Was bedeutet es, wenn manche (auch Tolkien selbst) ihn den "Herausgeber"
des Herren der Ringe nennen?
Tolkien versuchte, die Illusion aufzubauen, daß Der Herr der Ringe (und auch Der kleine Hobbit und Das Silmarillion) tatsächlich alte Manuskripte seien (von Frodo bzw. Bilbo verfaßt) und daß er selbst nur der Übersetzer und Herausgeber sei, so wie er auch ein echtes Manuskript als Linguist bearbeitet, übersetzt und veröffentlicht hätte. Er behauptete das zwar nie direkt, aber es folgt implizit aus vielen Stellen im Herren der Ringe. So ist der Prolog genauso geschrieben, als ob ein heutiger Herausgeber seinen Lesern eine Einführung in den historischen Hintergrund seines Textes geben will.
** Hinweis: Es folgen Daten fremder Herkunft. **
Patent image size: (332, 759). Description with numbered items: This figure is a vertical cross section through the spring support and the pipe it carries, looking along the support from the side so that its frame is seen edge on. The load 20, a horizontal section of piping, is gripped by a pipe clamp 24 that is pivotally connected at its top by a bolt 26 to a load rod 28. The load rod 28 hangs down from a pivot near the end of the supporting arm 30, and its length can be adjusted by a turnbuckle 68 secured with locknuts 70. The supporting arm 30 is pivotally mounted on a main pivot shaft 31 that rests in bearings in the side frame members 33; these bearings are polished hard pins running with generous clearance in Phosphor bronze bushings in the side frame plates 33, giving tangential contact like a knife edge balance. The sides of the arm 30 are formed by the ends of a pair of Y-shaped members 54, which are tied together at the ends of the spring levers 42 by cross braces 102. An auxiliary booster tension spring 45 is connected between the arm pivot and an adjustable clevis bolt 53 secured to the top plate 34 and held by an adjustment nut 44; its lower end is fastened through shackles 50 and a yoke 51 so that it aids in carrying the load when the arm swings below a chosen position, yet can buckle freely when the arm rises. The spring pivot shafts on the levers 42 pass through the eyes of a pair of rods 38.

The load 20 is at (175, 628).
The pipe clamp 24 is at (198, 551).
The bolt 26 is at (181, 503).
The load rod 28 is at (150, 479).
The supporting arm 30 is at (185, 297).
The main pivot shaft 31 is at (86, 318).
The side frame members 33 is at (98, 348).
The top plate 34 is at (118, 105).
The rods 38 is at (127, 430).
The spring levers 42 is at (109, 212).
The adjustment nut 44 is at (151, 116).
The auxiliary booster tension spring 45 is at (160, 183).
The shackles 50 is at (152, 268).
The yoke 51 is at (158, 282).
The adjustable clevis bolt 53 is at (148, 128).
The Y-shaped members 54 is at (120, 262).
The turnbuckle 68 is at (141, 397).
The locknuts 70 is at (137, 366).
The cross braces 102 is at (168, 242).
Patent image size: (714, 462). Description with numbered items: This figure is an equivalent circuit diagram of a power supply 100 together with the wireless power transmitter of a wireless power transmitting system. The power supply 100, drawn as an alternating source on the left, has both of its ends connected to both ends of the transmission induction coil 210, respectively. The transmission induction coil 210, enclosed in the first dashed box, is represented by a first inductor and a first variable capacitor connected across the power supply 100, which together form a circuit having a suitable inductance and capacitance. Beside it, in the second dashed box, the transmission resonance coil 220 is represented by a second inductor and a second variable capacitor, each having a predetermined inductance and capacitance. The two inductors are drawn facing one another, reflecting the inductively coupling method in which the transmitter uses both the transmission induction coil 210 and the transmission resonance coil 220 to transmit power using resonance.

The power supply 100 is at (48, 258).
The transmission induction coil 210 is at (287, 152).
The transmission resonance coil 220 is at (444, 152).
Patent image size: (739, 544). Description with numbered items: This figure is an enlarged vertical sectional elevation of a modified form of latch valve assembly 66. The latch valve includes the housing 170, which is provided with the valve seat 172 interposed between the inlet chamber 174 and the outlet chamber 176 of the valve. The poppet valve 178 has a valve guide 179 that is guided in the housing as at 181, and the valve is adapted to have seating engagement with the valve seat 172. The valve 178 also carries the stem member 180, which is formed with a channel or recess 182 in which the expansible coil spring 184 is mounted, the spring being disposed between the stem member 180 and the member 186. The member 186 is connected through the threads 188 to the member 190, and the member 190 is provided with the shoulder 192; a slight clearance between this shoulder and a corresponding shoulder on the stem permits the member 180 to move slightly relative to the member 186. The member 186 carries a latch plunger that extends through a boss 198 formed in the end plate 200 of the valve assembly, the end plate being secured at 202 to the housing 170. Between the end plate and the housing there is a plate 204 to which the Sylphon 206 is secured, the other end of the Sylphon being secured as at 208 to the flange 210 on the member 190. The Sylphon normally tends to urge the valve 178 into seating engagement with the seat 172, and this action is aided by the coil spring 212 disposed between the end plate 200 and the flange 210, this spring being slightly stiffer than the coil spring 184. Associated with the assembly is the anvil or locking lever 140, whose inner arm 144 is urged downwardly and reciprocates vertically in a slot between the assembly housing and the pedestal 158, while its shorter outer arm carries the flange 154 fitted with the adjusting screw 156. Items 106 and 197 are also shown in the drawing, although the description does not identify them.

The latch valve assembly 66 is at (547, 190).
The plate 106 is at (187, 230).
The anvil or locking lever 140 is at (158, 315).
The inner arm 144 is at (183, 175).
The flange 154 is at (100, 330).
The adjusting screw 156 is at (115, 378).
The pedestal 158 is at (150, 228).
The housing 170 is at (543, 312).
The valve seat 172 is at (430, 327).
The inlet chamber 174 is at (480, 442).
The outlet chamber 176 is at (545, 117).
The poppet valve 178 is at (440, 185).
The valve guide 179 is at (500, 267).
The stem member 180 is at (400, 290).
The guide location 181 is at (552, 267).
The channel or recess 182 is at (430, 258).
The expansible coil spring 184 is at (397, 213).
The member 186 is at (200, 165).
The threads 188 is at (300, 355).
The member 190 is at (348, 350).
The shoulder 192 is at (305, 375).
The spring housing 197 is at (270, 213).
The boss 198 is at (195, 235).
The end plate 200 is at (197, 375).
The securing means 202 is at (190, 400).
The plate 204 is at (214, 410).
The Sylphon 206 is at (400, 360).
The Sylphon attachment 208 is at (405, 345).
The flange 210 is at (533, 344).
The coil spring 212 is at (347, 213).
Andere Beispiele sind die Einführung in der überarbeiteten Ausgabe des Kleinen Hobbit, das Vorwort zu den Abenteuern von Tom Bombadil und Teile der Anhänge, besonders das Vorwort zu Anhang A sowie die Anhänge D und F. Besonders interessant sind die Anmerkungen zu den Aufzeichnungen des Auenlandes (Prolog) wo Tolkien noch weitergeht und über das spätere Schicksal der Handschriften berichtet (wonach Frodos Original nicht erhalten bleibt, aber eine von vielen angefertigten Kopien schließlich in Tolkiens Hände kommt). Dieses literarische Konstrukt war keinesweigs eine neue Idee: Viele Autoren haben bereits behauptet, ihre Phantasien wären "wahre" Geschichten einer vergangenen Zeit (auch Umberto Eco in Der Name der Rose benützt eine derartige Technik). Wenige Autoren allerdings haben diese Illusion so gründlich und erfolgreich aufgebaut wie Tolkien. Das wichtigste Mittel, um diesen Anschein aufrechterhalten zu können, waren dabei die linguistischen Aspekte von Mittelerde, denn er war als einziger dazu in der Lage, als "Übersetzer" der Handschriften aufzutreten (siehe FAQ, Tolkien, 4).